Look at these eyes and imagine them deep.
Life comes when they open, death when they weep.
Are there two lips that speak mightier words
On whose wings souls can soar higher than birds?
His nose moves the air that nourishes all,
The seeds in the spring; the frost in the fall.

 

Over centuries, the religion of T'ien grew, and the honoring of him through oblique art and poetry became both a passion and recreation among many people. Most accepted that not only was it forbidden to know the face of T'ien, but that his face was probably unknowable – like the blazing visage of the sun, or the hidden side of the moon.

Most accepted this... but not all.

Further, they wondered about the much older god, whose heart beat at the center of our world.

Priests of the many sects that honored T'ien came to believe that the chambers of the heart radiated auras that were white, black, blue, or red.

The blue chamber was the passage to our world.

The white opened into the realm of T'ien.

The black was the passage to the abode of the dead.

And the red –

The red was the doorway to the Outworld, home of the greatest mysteries of all.

PART ONE
Chu-jung in the District of Tan-Yang:
A.D. 480
CHAPTER ONE

 

"But
why
must you do this?" Chen wailed as she clutched her nephew's arm through the sleeve of his brown robe. "Do you even know?"

Kung Lao's handsome features twisted unhappily. "I do know, Aunt Chen," he said.
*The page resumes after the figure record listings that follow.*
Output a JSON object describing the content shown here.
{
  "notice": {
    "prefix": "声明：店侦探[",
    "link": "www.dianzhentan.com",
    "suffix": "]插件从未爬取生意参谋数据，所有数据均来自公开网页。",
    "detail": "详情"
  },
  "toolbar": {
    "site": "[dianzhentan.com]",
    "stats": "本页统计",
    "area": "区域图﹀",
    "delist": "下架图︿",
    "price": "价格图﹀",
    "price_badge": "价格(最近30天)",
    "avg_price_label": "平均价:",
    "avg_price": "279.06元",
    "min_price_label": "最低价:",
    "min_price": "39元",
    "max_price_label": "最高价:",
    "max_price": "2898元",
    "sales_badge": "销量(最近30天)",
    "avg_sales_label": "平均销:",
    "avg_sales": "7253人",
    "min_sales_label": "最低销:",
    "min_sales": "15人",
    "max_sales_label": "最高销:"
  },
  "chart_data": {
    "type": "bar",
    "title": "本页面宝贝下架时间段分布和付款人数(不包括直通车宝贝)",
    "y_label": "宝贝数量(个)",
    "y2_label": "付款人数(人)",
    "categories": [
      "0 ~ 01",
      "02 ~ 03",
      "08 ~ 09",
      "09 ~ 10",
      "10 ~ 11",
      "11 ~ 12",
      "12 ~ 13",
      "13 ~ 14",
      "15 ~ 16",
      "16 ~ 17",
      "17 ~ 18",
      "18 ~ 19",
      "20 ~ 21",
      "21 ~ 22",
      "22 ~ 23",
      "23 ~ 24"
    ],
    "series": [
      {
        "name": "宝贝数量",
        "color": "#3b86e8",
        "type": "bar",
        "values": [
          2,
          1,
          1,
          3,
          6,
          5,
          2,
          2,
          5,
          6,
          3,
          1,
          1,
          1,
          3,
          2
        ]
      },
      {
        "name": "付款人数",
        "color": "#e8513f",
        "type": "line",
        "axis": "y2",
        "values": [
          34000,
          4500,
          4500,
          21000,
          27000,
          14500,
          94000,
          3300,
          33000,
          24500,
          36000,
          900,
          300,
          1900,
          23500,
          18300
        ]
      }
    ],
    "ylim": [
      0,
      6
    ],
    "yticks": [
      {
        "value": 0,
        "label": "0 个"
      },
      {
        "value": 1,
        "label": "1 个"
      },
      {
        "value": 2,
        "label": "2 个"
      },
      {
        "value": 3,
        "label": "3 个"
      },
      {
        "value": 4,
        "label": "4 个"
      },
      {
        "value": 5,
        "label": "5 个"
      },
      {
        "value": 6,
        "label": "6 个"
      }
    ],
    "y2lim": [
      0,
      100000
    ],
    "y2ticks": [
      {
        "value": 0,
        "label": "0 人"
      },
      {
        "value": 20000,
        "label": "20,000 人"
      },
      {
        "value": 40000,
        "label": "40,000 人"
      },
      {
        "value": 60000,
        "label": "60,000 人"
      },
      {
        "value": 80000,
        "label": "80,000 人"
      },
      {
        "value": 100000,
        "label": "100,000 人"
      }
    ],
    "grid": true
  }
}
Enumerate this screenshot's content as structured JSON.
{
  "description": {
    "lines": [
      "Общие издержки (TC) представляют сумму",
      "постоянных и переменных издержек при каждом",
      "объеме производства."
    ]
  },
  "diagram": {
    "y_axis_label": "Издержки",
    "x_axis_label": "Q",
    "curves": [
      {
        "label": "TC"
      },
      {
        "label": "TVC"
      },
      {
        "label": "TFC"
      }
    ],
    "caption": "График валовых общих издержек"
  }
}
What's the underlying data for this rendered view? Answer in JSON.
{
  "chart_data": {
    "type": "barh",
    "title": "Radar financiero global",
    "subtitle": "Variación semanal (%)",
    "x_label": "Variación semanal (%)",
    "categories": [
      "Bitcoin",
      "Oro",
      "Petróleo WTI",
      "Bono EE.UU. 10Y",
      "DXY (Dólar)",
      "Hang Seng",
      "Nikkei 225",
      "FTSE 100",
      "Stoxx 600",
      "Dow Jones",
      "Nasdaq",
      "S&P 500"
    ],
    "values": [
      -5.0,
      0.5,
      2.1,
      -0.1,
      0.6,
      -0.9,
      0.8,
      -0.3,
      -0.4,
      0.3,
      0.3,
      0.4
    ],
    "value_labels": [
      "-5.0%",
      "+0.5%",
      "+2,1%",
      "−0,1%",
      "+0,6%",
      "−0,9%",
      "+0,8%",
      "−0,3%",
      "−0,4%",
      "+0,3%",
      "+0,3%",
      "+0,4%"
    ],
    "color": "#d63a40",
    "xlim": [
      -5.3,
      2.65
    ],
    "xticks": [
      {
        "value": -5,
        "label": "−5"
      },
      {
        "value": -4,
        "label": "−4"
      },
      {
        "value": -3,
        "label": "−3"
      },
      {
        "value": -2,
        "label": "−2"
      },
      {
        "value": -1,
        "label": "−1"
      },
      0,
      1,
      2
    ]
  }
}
He stopped walked toward the door of their bamboo hut and wormed his arm gently from shoulder to wrist in an effort to dislodge her. "I go to learn."

"Would you also walk into the lake to learn how to drown?" she asked, holding fast. "Would you hurl yourself from the roof of the temple in Jackichan to discover that you cannot fly?"

Kung Lao frowned. "It isn't the same thing. I have
seen
people drown, and I know that I'm not a bird or butterfly. But I have never seen a god."

"And you
won't
!" she screamed. "You'll die before you reach even the lowest ring of gods."

"How do you know," he asked, "if no one has ever tried? The priests didn't die."

"The priests don't try to climb the mountain," she said, tears spilling from her narrow eyes down her wrinkled, weather-beaten cheeks. "Besides, the holy ones were summoned. You were not. You finished making water deliveries, stopped in the village square, and decided, 'Ah... it's time that I, lowly Kung Lao, who carries water from the well to the buckets of my people, go and have a talk with T'ien.'"

"It was more than that," said that tall, powerfully built youth, his frown deepening.

"Yes," she said. "Madness the size of Mt. Ifukube!"

"No, my aunt," Kung Lao replied. He grabbed the long queue of black hair that hung down his back and held it in front of his aunt. "Tell me – what do you see?"

She regarded him strangely. "I see... my mad nephew's hair."

"What else?" He wagged the end at her.

"I see a white cloth tied around the end, instead of the black one you usually wear." She looked into his eyes. "I don't understand–"

He shook his head. "I can't explain."

Chen took the youth's hands and squeezed them tightly. "Why must you be your father's son," she asked, "blessed with curiosity but ungoverned, unwilling to hear reason? I lost him, I lost your uncle. I don't want to lose you!"

"And you won't," he promised. "My father was hasty, I am not. Wasn't it I who warned him not to mix those powders and set them afire?"